Journal: Cancer science
Phase III TASUKI-52: 4-year outcomes
Population & design
- • Untreated advanced nonsquamous NSCLC.
- • Randomized 1:1 to:
- • Nivolumab + carboplatin/paclitaxel + bevacizumab (n=275)
- • Placebo + carboplatin/paclitaxel + bevacizumab (n=275)
- • Minimum follow-up: 53.1 months.
- • Endpoints: overall survival (OS), progression-free survival (PFS), duration of response (DOR), safety, and characteristics of 4-year survivors.
Efficacy
- • OS:
- • Hazard ratio (HR) 0.71 (95% CI 0.58–0.88), favoring nivolumab.
- • 4-year OS: 34.7% vs 22.1% (nivolumab vs control).
- • PFS:
- • HR 0.61 (95% CI 0.50–0.74), favoring nivolumab.

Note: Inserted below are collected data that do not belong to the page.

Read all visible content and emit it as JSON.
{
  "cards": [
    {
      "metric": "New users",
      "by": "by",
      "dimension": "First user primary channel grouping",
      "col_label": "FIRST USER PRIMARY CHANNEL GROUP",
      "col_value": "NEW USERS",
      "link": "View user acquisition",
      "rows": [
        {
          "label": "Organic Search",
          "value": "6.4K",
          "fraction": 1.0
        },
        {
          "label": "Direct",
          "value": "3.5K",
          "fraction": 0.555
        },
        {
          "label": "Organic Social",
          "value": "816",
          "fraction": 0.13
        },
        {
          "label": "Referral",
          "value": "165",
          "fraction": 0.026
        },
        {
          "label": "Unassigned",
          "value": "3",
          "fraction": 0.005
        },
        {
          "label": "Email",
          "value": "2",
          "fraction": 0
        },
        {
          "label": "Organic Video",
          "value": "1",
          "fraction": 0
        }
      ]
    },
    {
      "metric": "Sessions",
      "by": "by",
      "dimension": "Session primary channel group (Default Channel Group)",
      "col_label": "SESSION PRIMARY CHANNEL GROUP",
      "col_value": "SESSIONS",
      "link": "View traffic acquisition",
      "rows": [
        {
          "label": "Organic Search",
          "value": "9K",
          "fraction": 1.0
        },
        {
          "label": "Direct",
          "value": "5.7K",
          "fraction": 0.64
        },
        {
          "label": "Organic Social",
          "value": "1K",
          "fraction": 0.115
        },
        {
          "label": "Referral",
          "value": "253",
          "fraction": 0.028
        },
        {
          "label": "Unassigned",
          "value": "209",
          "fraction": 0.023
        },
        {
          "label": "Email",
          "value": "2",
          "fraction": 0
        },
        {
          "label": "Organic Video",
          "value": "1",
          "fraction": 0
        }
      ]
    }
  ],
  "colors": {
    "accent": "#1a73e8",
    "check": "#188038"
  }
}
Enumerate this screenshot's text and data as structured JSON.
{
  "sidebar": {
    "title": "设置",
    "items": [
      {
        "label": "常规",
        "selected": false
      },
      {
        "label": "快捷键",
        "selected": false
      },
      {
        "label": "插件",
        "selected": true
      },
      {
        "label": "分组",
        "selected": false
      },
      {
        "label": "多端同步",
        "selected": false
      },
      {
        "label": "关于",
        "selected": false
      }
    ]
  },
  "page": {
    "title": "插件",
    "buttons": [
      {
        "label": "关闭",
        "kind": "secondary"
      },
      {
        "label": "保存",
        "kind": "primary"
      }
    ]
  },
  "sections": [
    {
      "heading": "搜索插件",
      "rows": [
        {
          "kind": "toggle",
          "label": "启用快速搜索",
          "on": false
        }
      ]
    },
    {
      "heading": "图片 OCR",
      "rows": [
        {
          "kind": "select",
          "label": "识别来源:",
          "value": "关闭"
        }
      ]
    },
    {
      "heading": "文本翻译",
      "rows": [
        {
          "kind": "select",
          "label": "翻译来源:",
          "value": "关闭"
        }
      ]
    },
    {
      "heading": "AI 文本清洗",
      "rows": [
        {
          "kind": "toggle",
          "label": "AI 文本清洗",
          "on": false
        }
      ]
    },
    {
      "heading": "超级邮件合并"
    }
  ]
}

- • 4-year PFS: 13.7% vs 3.3%.
- • DOR among 4-year survivors:
- • Median 34.7 months (nivolumab) vs 13.5 months (control), numerically longer with nivolumab.
Safety
- • No new safety signals with longer follow-up.
- • Toxicity remained consistent with known profiles of the regimen.
Prognostic factors among 4-year survivors
- • Favorable: age <65 and absence of bone metastases.
- • Not clearly associated: PD-L1 status and tumor size.
Clinical implication
- • Adding nivolumab to carboplatin/paclitaxel plus bevacizumab provides durable PFS and OS benefit with manageable safety, supporting this regimen as a first-line option for advanced nonsquamous NSCLC.